The teaching of critical race theory is the current target of right-wing rage in Missouri, as readers know. Never mind the lack of evidence that anyone is teaching it, or that critics even know what it is.

But there is political mileage in exploiting fear, and Republicans in the legislature mean to exploit it.

State Sen. Lauren Arthur, another Kansas City Democrat, will attend the hearing, reluctantly. “I wish the legislature would … focus on real issues facing our state rather than culture war controversies manufactured by conservative media,” she told us in an email.

We wish that, too. Sadly, though, Missourians must pay attention, because the critical race theory wrestling match is starting to cause real harm in the state.

Parents in the Rockwood School District near St. Louis have battled over diversity and inclusion in their schools’ curriculum for more than a year, drawing national attention. The Columbia Public Schools are trying to figure it out. The school board in Jefferson City has put CRT under the microscope.
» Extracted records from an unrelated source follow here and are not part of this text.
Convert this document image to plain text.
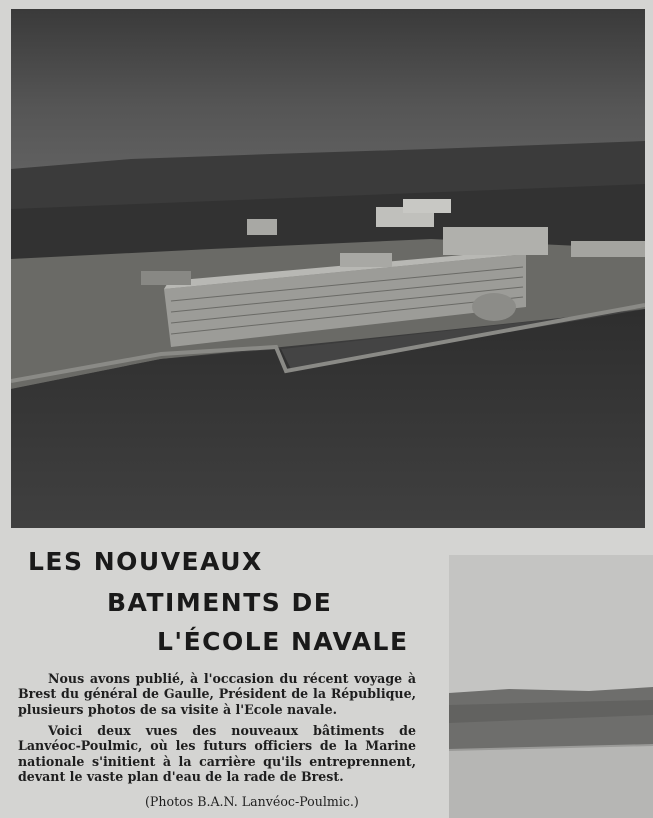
LES NOUVEAUX
BATIMENTS DE
L'ÉCOLE NAVALE

Nous avons publié, à l'occasion du récent voyage à Brest du général de Gaulle, Président de la République, plusieurs photos de sa visite à l'Ecole navale.

Voici deux vues des nouveaux bâtiments de Lanvéoc-Poulmic, où les futurs officiers de la Marine nationale s'initient à la carrière qu'ils entreprennent, devant le vaste plan d'eau de la rade de Brest.

(Photos B.A.N. Lanvéoc-Poulmic.)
Missouri state Sen. Mike Moon, and more than 60 of his legislative colleagues, want Parson to prohibit the teaching of critical race theory by bypassing lawmakers and issuing an executive order. As long as we’re bleaching American history, it seems, we might as well discard representative government as well.

We have said that Missouri should not censor the 1619 Project, which won a Pulitzer Prize, or prohibit real teaching about race. We’ve also said students should hear good-faith criticism of the series, and the theory, so they can make up their own minds. All voices should be heard.

That, of course, is exactly the opposite of what the Missouri Legislature’s Joint Committee on Education has in mind for Monday.